Auch kann es sein, dass der Arzt, wenn er seinen Eintrag in die elektronische Karteikarte eine Diagnose als „Dauerdiagnose“ einträgt, weil zu erwarten ist, dass dieses Symptombild sich voraussichtlich über mehrere Quartale erstrecken wird. Dann muss er diese Diagnose nicht jedes Mal neu eintragen. Das spart Dokumentationszeit, die er bei aller Zeitnot die ihm im aktuellen System abgenötigt, mehr für seine Patienten zur Verfügung hat. Wird die Dauerdiagnose nicht aus dem System genommen und in einen „Zustand nach“ umgewandelt, entsteht der Eindruck einer chronischen und damit schweren Erkrankung; d.h. zu erwartend höheren Kosten für die Krankenkasse.
Ähnliches kann passieren, wenn die/der Arzt/in Befunde von Kollegen in die Patientenakte überträgt bzw. diese bald direkt in der elektronischen Patientenakte aufgeführt werden. Da kann einerseits algorithmusbedingt aus einer Mücke ein Elefant werden, andererseits beeinflusst das Gelesene die gedanklichen Wahrscheinlichkeiten, die ein Arzt bei seiner Diagnosestellung betrachtet und auch in eine vorgezeichnete Richtung lenken kann.

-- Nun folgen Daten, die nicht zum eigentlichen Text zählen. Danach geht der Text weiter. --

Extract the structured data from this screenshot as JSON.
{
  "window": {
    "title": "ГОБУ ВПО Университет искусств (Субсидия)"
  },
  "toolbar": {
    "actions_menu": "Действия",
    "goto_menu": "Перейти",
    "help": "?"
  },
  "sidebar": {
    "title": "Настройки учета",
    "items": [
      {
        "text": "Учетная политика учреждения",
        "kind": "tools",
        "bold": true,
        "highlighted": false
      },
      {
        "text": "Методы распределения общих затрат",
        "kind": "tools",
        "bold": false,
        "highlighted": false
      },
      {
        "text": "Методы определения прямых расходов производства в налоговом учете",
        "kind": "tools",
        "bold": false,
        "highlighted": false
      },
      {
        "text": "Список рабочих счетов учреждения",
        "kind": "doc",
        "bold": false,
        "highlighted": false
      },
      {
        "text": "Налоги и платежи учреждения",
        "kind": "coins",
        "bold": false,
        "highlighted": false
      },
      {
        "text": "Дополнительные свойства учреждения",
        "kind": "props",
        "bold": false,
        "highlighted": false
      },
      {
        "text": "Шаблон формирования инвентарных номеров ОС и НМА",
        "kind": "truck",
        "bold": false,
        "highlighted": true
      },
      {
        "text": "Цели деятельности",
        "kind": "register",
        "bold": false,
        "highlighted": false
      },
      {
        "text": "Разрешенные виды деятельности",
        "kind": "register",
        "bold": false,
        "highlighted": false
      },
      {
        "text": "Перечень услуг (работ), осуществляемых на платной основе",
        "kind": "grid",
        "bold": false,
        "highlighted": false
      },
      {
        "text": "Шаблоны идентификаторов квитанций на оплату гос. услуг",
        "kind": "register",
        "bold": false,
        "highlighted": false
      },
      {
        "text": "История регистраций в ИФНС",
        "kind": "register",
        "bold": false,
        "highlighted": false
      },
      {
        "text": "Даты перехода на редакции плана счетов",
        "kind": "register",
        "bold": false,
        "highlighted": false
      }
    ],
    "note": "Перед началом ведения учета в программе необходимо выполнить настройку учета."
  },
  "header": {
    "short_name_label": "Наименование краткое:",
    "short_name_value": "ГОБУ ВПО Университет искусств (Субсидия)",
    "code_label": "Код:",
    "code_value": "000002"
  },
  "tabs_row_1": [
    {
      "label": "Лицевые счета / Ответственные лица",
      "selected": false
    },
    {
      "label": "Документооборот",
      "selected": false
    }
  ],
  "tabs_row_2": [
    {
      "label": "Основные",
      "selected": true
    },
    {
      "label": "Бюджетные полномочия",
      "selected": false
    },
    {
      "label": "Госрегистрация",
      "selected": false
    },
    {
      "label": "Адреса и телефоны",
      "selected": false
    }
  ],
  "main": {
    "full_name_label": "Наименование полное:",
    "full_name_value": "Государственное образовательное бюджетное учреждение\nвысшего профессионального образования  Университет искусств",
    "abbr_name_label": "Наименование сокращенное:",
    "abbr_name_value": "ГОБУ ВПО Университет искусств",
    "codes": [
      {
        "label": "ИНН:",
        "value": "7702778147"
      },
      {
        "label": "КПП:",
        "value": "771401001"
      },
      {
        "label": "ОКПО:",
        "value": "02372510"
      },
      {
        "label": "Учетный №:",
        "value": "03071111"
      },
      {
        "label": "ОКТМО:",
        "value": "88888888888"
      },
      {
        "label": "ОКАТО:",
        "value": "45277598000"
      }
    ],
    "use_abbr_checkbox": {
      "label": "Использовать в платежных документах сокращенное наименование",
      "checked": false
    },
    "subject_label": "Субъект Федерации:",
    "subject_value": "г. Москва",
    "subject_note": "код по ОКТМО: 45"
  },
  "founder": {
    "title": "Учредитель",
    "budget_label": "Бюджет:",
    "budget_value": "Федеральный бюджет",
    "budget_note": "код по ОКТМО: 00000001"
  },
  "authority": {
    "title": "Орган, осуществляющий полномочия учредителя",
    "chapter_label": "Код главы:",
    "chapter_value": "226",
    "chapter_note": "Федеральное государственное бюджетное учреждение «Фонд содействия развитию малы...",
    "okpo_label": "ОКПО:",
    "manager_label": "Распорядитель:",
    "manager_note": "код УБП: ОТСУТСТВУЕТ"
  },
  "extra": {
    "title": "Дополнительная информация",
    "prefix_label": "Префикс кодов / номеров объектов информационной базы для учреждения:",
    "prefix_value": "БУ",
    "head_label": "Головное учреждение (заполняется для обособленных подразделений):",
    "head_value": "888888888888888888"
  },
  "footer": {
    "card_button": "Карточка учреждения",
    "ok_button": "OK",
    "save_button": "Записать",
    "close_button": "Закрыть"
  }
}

Eigentlich ist eine Diagnose eine Arbeitshypothese, wörtlich: ‚Unterstellung‘, die im wissenschaftlichen Sinn eine auf dem Stand der Wissenschaft gründende Annahme ist, die zwar geeignet ist, bestimmte Erscheinungen zu erklären, deren Gültigkeit aber nicht oder noch nicht bewiesen ist.
Durch das schriftliche Fixieren einer pathologischen Begrifflichkeit erscheint die Diagnose jedoch wie eine Tatsache.
Dieses scheinbare „so ist es!“ wird dann vom Verwaltungsangestellten, der seine Vorgaben abarbeitet, jedoch nicht reflektiert und fälschlich als etwas Gegebenes behandelt. Was ursprünglich eine Orientierungs- und Handlungshilfe sein sollte, wird so aus dem fließenden Sein des Lebendigen in etwas Dinghaftes überführt, das man hat. Als Patient sollte man diesen Fehler nicht auch machen; und als Ärztin oder Arzt sollte man sich diese fatale Verwechslung immer mal wieder vor Augen führen und seine codierten Diagnosen für all die vielen Patient/innen – zumindest Stichprobenartig – ansehen.